En este régimen los cónyuges ponen en común y comparten los bienes y beneficios obtenidos por cada uno de ellos durante la vigencia del matrimonio. No obstante, hay bienes comunes y otros de carácter privativo cuya titularidad es exclusivamente de uno de los cónyuges.
- Se consideran bienes gananciales:
- Los obtenidos por el trabajo o la industria de cualquiera de los cónyuges, es decir la pensión, el salario o los rendimientos laborales.
- Las rentas, intereses o frutos tanto de los bienes privativos como de los gananciales. Si uno de los cónyuges alquila su piso a otra persona, la renta que reciba será ganancial así como los intereses de las cuentas de ahorro o los dividendos de las acciones.
- También son bienes gananciales los adquiridos a costa del dinero de la pareja, así como las empresas fundadas durante el matrimonio gracias a los bienes comunes.
- El dinero ganado en el juego como loterías o apuestas.
- Lo recibido conjuntamente y a título gratuito por el matrimonio, como donaciones o herencias.
- Los bienes adquiridos por derecho de retracto compartido por la pareja.

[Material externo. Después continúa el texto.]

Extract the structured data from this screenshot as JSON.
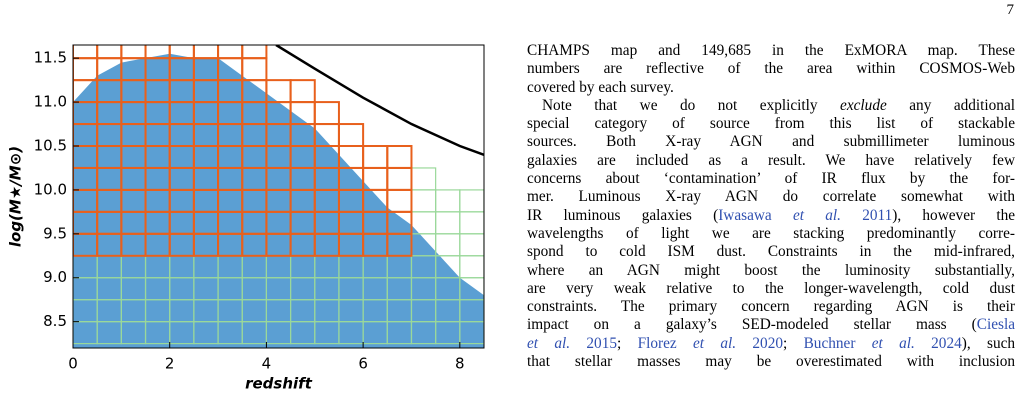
{
  "page_number": "7",
  "chart_data": {
    "type": "area",
    "x_label": "redshift",
    "y_label": "log(M★/M⊙)",
    "xlim": [
      0,
      8.5
    ],
    "ylim": [
      8.2,
      11.65
    ],
    "xticks": [
      0,
      2,
      4,
      6,
      8
    ],
    "yticks": [
      {
        "value": 8.5,
        "label": "8.5"
      },
      {
        "value": 9,
        "label": "9.0"
      },
      {
        "value": 9.5,
        "label": "9.5"
      },
      {
        "value": 10,
        "label": "10.0"
      },
      {
        "value": 10.5,
        "label": "10.5"
      },
      {
        "value": 11,
        "label": "11.0"
      },
      {
        "value": 11.5,
        "label": "11.5"
      }
    ],
    "area": {
      "color": "#5b9fd3",
      "x": [
        0,
        0.5,
        1,
        1.5,
        2,
        2.5,
        3,
        3.5,
        4,
        4.5,
        5,
        5.5,
        6,
        6.5,
        7,
        7.5,
        8,
        8.5
      ],
      "values": [
        11.0,
        11.3,
        11.45,
        11.5,
        11.55,
        11.5,
        11.5,
        11.3,
        11.1,
        10.9,
        10.7,
        10.4,
        10.1,
        9.8,
        9.6,
        9.3,
        9.0,
        8.8
      ]
    },
    "line": {
      "color": "#000000",
      "x": [
        4.2,
        5,
        6,
        7,
        8,
        8.5
      ],
      "values": [
        11.65,
        11.38,
        11.05,
        10.75,
        10.5,
        10.4
      ]
    },
    "green_cells": {
      "color": "#9ad89a",
      "step": 0.25,
      "bottom": 8.25,
      "x_edges": [
        0,
        0.5,
        1,
        1.5,
        2,
        2.5,
        3,
        3.5,
        4,
        4.5,
        5,
        5.5,
        6,
        6.5,
        7,
        7.5,
        8,
        8.5
      ],
      "tops": [
        9.25,
        9.25,
        9.25,
        9.25,
        9.25,
        9.25,
        9.25,
        9.25,
        9.25,
        9.25,
        9.25,
        9.25,
        9.25,
        9.25,
        10.25,
        10.0,
        10.0
      ]
    },
    "orange_cells": {
      "color": "#e8601c",
      "step": 0.25,
      "bottom": 9.25,
      "x_edges": [
        0,
        0.5,
        1,
        1.5,
        2,
        2.5,
        3,
        3.5,
        4,
        4.5,
        5,
        5.5,
        6,
        6.5,
        7
      ],
      "tops": [
        11.75,
        11.75,
        11.75,
        11.75,
        11.75,
        11.75,
        11.75,
        11.75,
        11.25,
        11.25,
        11.0,
        10.75,
        10.5,
        10.5
      ]
    }
  },
  "text": {
    "lines": [
      [
        [
          "CHAMPS map and 149,685 in the ExMORA map. These",
          ""
        ]
      ],
      [
        [
          "numbers are reflective of the area within COSMOS-Web",
          ""
        ]
      ],
      [
        [
          "covered by each survey.",
          ""
        ]
      ],
      [
        [
          "Note that we do not explicitly ",
          ""
        ],
        [
          "exclude",
          "i"
        ],
        [
          " any additional",
          ""
        ]
      ],
      [
        [
          "special category of source from this list of stackable",
          ""
        ]
      ],
      [
        [
          "sources. Both X-ray AGN and submillimeter luminous",
          ""
        ]
      ],
      [
        [
          "galaxies are included as a result. We have relatively few",
          ""
        ]
      ],
      [
        [
          "concerns about ‘contamination’ of IR flux by the for-",
          ""
        ]
      ],
      [
        [
          "mer. Luminous X-ray AGN do correlate somewhat with",
          ""
        ]
      ],
      [
        [
          "IR luminous galaxies (",
          ""
        ],
        [
          "Iwasawa ",
          "l"
        ],
        [
          "et al.",
          "li"
        ],
        [
          " 2011",
          "l"
        ],
        [
          "), however the",
          ""
        ]
      ],
      [
        [
          "wavelengths of light we are stacking predominantly corre-",
          ""
        ]
      ],
      [
        [
          "spond to cold ISM dust. Constraints in the mid-infrared,",
          ""
        ]
      ],
      [
        [
          "where an AGN might boost the luminosity substantially,",
          ""
        ]
      ],
      [
        [
          "are very weak relative to the longer-wavelength, cold dust",
          ""
        ]
      ],
      [
        [
          "constraints. The primary concern regarding AGN is their",
          ""
        ]
      ],
      [
        [
          "impact on a galaxy’s SED-modeled stellar mass (",
          ""
        ],
        [
          "Ciesla",
          "l"
        ]
      ],
      [
        [
          "et al.",
          "li"
        ],
        [
          " 2015",
          "l"
        ],
        [
          "; ",
          ""
        ],
        [
          "Florez ",
          "l"
        ],
        [
          "et al.",
          "li"
        ],
        [
          " 2020",
          "l"
        ],
        [
          "; ",
          ""
        ],
        [
          "Buchner ",
          "l"
        ],
        [
          "et al.",
          "li"
        ],
        [
          " 2024",
          "l"
        ],
        [
          "), such",
          ""
        ]
      ],
      [
        [
          "that stellar masses may be overestimated with inclusion",
          ""
        ]
      ]
    ]
  }
}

- Son bienes de carácter privativo (los que pertenecen exclusivamente a uno de los cónyuges):
- Aquellos que le pertenecían antes del matrimonio o de establecer la sociedad de gananciales.
- Los recibidos después por uno de los cónyuges a título gratuito, como herencias o donaciones.
- Los bienes adquiridos por derecho de retracto perteneciente sólo a uno de los miembros de la pareja.
- Los que sustituyen o se adquieren a costa de un bien privativo, como una vivienda comprada con el dinero de una herencia recibida a título personal por un solo cónyuge.
- Los bienes y derechos patrimoniales inherentes a la persona y los no transmisibles entre vivos.
- Aquellos que se obtienen por resarcimiento de haber sufrido daños de carácter personal -indemnizaciones por accidentes- o en un bien privativo -pago por incendio de la vivienda que le pertenece en exclusiva a un miembro de la pareja...-.
- Los instrumentos utilizados para el ejercicio de una profesión y los objetos personales que no sean de extraordinario valor.
En el régimen económico de separación de bienes cada uno de los cónyuges es dueño de su parte. Puede administrar su patrimonio con total libertad y actuar con independencia, con la única condición de contribuir a las cargas del matrimonio. Cada miembro de la pareja colabora según haya pactado en las capitulaciones, que en este caso son necesarias siempre que el matrimonio no se haya celebrado en una comunidad autónoma que aplique este régimen por defecto. La pareja puede establecer un porcentaje de aportación en las capitulaciones. Si éste no se ha señalado, se entiende que la colaboración a los gastos se hace en proporción a los recursos de cada uno de ellos. Los trabajos que se realizan para el hogar familiar son considerados como una contribución a la carga del matrimonio con lo cual, en caso de separación, el miembro de la pareja que trabaje en casa puede percibir una pensión compensatoria.
- RÉGIMEN DE PARTICIPACIÓN:
En el régimen de participación, según señala el Código Civil, cada uno de los cónyuges adquiere derecho a participar en las ganancias obtenidas por su consorte durante el tiempo en que dicho régimen haya estado vigente. A cada uno de ellos le corresponde la administración, el disfrute y la libre disposición tanto de los bienes que le pertenecían en el momento de contraer matrimonio como de los que pueda adquirir después. Durante el tiempo en que el régimen esté vigente, se aplican las normas relativas al de separación de bienes y sólo cuando se disuelve se reparten las ganancias.